She sat at the kitchen table numb, oblivious to the cigarette butt still burning between her fingers.
Now she often alternated between fits of laughter and tears. In her last phone call with her sister, the words “clinical depression” were mentioned several times by her younger sibling.
“You’ve been through a lot… this is probably normal,” her sister had said, but that hadn’t cured the numbness or random mood swings.
Since the loss of her 16-year affinal relationship, she had felt as if she had tried to perform heart surgery on herself with a rusty butter knife. The ache was deadening to the point of desensitization.
The heat from the cigarette butt sizzled against her skin. She felt slightly thrilled to feel anything.
She hadn’t smoked a cigarette in 17 years. Now she sat with several ash trays around her wondering what she had done. Had she really ended her marriage? She had signed the paperwork with flourish, using her best penmanship. He had probably received it by now. She wondered if it had crushed him the way he had hurt her these last few years?
She stared at the stamped out cigarette butts filling the trays.

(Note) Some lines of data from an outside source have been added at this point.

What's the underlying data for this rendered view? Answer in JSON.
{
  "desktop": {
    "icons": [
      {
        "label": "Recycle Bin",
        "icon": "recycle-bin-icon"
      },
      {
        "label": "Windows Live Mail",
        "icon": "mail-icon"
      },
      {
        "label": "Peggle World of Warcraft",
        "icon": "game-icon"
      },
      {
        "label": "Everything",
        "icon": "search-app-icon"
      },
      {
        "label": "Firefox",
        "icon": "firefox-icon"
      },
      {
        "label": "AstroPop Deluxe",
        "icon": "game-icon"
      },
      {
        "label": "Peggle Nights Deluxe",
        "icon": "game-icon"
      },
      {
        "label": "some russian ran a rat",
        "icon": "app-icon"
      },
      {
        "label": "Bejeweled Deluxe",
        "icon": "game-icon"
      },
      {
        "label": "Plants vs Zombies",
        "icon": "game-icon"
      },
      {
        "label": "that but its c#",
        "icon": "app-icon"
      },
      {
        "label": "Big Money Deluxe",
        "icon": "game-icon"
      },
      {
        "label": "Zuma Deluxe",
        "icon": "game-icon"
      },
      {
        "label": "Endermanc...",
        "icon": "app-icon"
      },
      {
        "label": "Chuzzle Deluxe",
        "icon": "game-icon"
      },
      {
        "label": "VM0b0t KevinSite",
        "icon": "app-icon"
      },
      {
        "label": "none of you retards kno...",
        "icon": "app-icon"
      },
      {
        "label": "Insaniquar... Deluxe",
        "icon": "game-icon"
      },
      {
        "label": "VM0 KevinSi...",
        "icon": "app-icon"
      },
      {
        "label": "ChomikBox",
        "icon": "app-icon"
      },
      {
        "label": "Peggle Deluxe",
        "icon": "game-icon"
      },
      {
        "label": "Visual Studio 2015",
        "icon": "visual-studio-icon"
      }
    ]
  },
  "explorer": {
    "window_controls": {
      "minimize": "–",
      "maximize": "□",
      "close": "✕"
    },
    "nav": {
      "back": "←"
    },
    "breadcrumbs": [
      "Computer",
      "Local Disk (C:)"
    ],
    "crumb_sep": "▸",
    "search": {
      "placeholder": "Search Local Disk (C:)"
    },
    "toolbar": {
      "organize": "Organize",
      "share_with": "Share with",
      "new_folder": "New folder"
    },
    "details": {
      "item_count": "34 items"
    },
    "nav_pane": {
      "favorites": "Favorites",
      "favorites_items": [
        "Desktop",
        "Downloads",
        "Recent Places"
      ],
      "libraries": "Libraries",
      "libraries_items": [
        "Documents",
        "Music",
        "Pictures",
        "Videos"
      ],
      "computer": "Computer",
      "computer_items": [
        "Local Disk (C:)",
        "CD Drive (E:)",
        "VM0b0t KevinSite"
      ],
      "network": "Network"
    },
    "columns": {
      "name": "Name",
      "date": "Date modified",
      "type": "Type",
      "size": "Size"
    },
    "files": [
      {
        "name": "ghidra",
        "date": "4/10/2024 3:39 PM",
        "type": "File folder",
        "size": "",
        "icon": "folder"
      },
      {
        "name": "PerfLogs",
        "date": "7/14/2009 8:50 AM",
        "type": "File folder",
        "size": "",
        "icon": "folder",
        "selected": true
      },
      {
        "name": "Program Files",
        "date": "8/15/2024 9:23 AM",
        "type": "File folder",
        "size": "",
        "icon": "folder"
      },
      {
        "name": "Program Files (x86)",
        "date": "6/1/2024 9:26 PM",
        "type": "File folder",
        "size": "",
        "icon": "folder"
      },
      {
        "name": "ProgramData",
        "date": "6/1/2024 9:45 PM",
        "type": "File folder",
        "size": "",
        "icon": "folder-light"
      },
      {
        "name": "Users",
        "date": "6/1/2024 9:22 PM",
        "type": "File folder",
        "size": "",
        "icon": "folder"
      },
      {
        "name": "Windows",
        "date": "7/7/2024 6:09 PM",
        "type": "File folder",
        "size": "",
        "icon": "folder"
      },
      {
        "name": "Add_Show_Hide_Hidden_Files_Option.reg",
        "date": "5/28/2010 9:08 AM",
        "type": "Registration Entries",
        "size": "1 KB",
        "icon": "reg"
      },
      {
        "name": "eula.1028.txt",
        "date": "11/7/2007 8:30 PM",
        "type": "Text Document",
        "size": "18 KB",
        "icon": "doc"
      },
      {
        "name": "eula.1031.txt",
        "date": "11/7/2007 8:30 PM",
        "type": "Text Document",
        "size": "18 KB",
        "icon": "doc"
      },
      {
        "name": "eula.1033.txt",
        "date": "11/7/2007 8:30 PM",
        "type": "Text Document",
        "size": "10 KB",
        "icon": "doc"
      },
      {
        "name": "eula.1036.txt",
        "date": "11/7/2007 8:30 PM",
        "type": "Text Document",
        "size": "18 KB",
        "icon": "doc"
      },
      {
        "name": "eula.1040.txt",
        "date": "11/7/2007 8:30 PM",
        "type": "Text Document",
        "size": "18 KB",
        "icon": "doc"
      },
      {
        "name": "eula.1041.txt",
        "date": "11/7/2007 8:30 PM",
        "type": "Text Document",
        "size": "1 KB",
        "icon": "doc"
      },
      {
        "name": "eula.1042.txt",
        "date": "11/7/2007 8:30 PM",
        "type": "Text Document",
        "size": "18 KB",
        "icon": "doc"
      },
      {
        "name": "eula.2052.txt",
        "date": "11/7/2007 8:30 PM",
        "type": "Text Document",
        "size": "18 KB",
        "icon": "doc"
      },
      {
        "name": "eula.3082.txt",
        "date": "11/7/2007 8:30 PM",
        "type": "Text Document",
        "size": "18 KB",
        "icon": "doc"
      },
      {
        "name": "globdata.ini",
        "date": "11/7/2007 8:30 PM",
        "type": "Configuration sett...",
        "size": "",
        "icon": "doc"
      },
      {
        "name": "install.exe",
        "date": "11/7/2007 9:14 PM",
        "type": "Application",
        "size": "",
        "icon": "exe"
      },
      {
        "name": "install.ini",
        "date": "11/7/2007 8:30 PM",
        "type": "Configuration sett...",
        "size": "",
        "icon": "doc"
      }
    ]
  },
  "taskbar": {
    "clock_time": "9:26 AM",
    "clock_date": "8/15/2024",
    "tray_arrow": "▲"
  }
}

When she first met him, his mother was in hospice, succumbing to the effects of being a lifelong smoker. The little woman’s gaunt morphine-laden body was enough to make anyone vow to never touch another cigarette.
She had held that vow until now.
“Well, we vowed a lot of things 16 years ago,” she found herself saying aloud to the empty house.
The tears came again.
This is what she wanted, to have him out of her life. But she hadn’t realized how badly it would hurt, how even though she felt like she’d hated him for the past year, that pushing him away seemed like a worse fate than being left alone. Even though her husband was a workaholic and rarely home, since the separation the house seemed quieter than usual, the bed colder. The days were more dreary. Even having all of the bed sheets to herself had lost its luster because there was no one to steal them from in the middle of the night.
She should have thought of that earlier. It was too late for that now.